The following are the steps that I used for creating a health bar using the Unity UI system for my Shark Food game. Many of the settings for the size and images can obviously modified to meet specific needs.
First, create two images for the background and foreground. This can be done in Gimp, using the dimensions 512×64. For the meter fill, use the Filter > Render > Clouds > Difference Clouds. Then use Colors > Colorize to make the bar red (hue value 0) and increase the saturation and lightness. Create the background by simply filling the entire image with black (Edit > Fill With BG Color). Set the opacity for the layer for the background image to 50%.
Export both of these images to PNG format. Save the image files in a folder named Scripts in the Assets folder of the Unity project. Select both images and set Texture Type to Sprite (2D and UI) and press Apply.
Create a new Canvas object. I recommend setting Canvas Scaler to Scale with Screen Size and set Reference Resolution to 1920×1080.
In my Shark Food game, the health is stored in a float variable in my custom Shark class called fHunger. This value ranges from 0 to 100, which is ensured by using the Mathf.Clamp function after it has been set.
Under the Canvas object in the Unity Hierarchy, create two new UI > Image objects. Ensure that the image with and height match the same dimensions of the health bar image. Assign the background image to the first one and the foreground image to the second one. A Text > UI object can also be created to display the value on the health bar. Parent the foreground Image and Text object to the background image object.
Add a new UI > Mask component to the background image. Ensure that Show Mask Graphic is selected.
Create a new custom C# script for the health bar. I called mine HungerBar. Attach this script to the background image object. Open the health bar script in an editor (I used Visual Studio) and add a line of code in the Update method to set the position property of the foreground image. Use Find on the transform to get the foreground image. Alternatively, create an Image instance variable and assign the foreground Image in the Inspector. Use GetComponent<RectTransform> to get the localPosition property of the foreground Image. Declare a float instance variable for the x position. Set the localPosition property to a new Vector3 with the x property set to the instance variable and y property set to zero.
Create a setValue method, which sets the instance variable to the passed in value times the health bar width in pixels, minus the health bar width.
Whenever the health value is updated, call setValue and pass in a value from 0 to 1. This was in the updateHunger method of my Shark class, which gets called on every Update.

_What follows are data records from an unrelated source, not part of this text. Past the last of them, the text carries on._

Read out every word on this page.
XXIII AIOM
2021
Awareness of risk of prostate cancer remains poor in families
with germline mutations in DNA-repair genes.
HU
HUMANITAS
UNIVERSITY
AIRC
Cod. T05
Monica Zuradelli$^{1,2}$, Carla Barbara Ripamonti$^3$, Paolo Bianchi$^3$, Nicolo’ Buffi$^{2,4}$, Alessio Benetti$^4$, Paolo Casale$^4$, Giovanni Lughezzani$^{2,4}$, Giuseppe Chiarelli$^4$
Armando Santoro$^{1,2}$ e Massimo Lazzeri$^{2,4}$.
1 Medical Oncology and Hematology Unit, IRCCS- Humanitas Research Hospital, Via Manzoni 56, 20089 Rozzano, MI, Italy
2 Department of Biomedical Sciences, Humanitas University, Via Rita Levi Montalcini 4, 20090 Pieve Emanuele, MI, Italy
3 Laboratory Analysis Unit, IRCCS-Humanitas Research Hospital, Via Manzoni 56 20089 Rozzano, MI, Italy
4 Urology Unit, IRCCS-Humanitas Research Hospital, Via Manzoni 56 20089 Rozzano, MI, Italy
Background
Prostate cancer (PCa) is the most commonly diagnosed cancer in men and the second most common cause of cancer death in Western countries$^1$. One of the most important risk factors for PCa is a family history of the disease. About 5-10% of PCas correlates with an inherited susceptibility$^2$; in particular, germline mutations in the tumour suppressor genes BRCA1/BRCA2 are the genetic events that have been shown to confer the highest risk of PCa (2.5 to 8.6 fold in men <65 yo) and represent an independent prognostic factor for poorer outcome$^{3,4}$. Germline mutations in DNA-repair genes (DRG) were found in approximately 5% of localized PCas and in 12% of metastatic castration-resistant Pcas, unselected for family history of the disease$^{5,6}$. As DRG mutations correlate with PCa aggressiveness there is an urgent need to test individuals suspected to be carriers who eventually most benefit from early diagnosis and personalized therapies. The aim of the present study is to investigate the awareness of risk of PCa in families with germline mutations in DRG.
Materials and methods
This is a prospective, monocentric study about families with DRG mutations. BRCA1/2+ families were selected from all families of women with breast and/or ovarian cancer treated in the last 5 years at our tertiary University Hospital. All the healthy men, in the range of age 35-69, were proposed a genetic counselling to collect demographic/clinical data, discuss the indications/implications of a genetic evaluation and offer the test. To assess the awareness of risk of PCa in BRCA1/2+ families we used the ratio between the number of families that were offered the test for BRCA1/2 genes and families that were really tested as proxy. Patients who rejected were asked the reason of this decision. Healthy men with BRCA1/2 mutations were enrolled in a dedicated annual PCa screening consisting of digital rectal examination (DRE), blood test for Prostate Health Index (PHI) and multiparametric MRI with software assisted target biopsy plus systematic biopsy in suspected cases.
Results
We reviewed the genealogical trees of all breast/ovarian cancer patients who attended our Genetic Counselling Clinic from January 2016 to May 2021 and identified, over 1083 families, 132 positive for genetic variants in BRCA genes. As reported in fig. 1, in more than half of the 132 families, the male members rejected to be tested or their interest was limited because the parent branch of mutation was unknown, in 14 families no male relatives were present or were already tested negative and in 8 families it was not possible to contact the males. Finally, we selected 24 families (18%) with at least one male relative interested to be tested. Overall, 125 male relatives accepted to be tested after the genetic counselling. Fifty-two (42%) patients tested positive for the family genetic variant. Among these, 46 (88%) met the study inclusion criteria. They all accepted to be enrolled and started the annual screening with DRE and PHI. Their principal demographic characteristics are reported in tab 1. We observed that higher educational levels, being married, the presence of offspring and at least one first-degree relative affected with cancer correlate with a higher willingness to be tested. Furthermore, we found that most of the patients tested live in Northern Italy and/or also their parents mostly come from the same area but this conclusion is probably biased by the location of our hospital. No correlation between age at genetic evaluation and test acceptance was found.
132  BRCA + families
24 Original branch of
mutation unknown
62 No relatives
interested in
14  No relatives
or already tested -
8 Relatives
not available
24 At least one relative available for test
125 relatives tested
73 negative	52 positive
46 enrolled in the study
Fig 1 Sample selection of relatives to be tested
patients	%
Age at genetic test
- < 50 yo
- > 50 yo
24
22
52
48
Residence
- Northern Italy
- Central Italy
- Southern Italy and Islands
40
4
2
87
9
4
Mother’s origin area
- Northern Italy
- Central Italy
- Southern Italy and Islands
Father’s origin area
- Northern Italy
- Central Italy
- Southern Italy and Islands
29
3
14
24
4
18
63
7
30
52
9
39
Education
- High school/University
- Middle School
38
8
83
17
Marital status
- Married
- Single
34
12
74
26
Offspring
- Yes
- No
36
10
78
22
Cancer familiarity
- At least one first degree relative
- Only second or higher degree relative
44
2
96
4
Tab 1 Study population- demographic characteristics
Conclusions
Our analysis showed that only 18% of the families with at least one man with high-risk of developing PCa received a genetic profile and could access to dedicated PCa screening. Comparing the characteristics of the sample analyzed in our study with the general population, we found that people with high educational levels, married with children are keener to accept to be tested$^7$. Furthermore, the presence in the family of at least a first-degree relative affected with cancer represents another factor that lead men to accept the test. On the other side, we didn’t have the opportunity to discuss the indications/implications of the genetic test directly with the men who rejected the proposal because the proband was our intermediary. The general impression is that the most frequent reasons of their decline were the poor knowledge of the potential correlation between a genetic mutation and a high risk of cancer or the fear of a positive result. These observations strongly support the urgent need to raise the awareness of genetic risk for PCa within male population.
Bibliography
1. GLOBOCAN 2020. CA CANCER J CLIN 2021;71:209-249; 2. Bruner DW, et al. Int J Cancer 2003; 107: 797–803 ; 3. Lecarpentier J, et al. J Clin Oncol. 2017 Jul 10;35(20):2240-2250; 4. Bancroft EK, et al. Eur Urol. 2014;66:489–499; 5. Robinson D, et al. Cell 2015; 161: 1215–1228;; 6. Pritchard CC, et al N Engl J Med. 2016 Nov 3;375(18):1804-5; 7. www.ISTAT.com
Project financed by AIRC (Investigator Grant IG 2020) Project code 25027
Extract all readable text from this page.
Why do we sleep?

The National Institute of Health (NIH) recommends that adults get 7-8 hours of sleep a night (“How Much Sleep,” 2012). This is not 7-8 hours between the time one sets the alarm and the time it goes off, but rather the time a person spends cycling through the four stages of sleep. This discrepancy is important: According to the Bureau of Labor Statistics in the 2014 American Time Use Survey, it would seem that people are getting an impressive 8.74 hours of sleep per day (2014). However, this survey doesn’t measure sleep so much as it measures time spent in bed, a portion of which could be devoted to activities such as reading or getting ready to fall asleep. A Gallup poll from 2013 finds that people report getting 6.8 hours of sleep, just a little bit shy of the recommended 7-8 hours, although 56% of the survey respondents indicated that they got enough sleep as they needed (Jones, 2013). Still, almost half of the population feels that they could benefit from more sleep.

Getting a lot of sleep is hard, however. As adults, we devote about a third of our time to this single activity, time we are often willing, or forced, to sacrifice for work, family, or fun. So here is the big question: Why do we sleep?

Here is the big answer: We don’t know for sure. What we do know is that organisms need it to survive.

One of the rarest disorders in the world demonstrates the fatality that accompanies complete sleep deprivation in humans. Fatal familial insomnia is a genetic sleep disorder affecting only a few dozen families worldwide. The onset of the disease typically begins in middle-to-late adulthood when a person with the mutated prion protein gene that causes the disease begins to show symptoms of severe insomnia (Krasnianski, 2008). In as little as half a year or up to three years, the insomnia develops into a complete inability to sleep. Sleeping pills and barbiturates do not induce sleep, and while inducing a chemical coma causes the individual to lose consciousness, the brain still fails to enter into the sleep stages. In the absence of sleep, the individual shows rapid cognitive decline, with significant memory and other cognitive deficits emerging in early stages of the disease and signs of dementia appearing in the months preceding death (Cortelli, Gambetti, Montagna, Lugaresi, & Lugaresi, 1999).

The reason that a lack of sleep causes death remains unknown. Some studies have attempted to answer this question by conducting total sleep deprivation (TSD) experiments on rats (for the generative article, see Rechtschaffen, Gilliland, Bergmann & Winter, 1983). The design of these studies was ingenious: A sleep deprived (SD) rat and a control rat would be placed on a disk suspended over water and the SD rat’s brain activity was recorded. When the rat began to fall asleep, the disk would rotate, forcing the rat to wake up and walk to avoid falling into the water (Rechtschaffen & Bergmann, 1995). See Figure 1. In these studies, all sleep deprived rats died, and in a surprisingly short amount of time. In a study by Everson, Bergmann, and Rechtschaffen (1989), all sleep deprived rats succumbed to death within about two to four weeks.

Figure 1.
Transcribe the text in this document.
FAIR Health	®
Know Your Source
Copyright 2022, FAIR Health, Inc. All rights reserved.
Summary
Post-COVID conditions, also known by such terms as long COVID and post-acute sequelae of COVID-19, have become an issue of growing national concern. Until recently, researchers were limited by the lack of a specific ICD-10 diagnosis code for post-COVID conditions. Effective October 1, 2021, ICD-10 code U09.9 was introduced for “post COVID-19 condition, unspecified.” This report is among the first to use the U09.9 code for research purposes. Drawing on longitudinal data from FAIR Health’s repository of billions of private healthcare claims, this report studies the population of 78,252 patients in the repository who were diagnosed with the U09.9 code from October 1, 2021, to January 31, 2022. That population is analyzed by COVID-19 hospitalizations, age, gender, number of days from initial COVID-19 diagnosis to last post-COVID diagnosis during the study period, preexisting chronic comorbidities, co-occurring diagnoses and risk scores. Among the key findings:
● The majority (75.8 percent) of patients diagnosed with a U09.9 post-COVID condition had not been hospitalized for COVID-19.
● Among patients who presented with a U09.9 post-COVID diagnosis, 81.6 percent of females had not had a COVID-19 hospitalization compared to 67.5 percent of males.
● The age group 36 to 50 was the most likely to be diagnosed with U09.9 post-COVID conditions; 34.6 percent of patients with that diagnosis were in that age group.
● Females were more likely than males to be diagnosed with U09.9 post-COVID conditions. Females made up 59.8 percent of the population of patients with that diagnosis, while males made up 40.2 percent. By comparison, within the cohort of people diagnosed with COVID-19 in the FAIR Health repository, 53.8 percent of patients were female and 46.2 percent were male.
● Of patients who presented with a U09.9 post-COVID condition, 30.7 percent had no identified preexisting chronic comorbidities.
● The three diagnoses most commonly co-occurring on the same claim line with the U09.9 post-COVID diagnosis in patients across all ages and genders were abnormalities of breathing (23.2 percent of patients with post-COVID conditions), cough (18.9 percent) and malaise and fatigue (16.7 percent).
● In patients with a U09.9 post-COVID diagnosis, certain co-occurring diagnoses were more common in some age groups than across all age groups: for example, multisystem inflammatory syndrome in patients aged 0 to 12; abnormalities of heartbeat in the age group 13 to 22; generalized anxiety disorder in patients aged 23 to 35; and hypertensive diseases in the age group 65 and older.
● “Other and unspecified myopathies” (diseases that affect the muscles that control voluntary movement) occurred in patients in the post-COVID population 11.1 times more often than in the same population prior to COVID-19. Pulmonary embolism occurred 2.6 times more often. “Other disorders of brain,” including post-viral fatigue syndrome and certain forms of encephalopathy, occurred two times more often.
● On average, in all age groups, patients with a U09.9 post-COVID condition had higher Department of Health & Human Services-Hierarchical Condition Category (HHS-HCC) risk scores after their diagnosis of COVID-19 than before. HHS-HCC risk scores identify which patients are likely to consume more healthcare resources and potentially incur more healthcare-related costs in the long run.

The health bar object can be returned with GameObject.FindObjectOfType<HealthBar>(), assuming that you only have one health bar in the scene. Since my hunger value was a float from 0 to 100, I divided by that value by 100f before passing it to the setValue method. The text can also be set by using GameObject.Find and setting GetComponent<Text>.text . Be sure to import UnityEngine.UI, because it doesn’t get added by default. If the intellisense doesn’t work for the Text object, it’s usually because of the missing import statement.
That’s all there’s to getting a health bar working. It’s fairly simple once you know the steps and settings.
Another example is the time bar that I created for my Archaeology game. For this bar, I modified the background image, so that it is in the shape of an hourglass.
Then I created a new image, selected the background image shape and filled with an outline color. Then I shrank the selection by one pixel, then cleared the selection to make a one pixel outline. I created a new Sprite in Unity, and used the outline image for this new image. It is important that the outline is not parented to the background image (since it would be affected by the mask). Instead, it should be placed at the same level as the background image, but it is important for it to come after the background image in the heirarachy, otherwise it will not display.
I made a function that returns the amount of time remaining in the game as a float from 0f to 1f. For the position code, I multiply the percentage float by the negative height of the image (128 pixels). So as time progresses, the foreground image will gradually move downward, until it reaches the bottom of the image.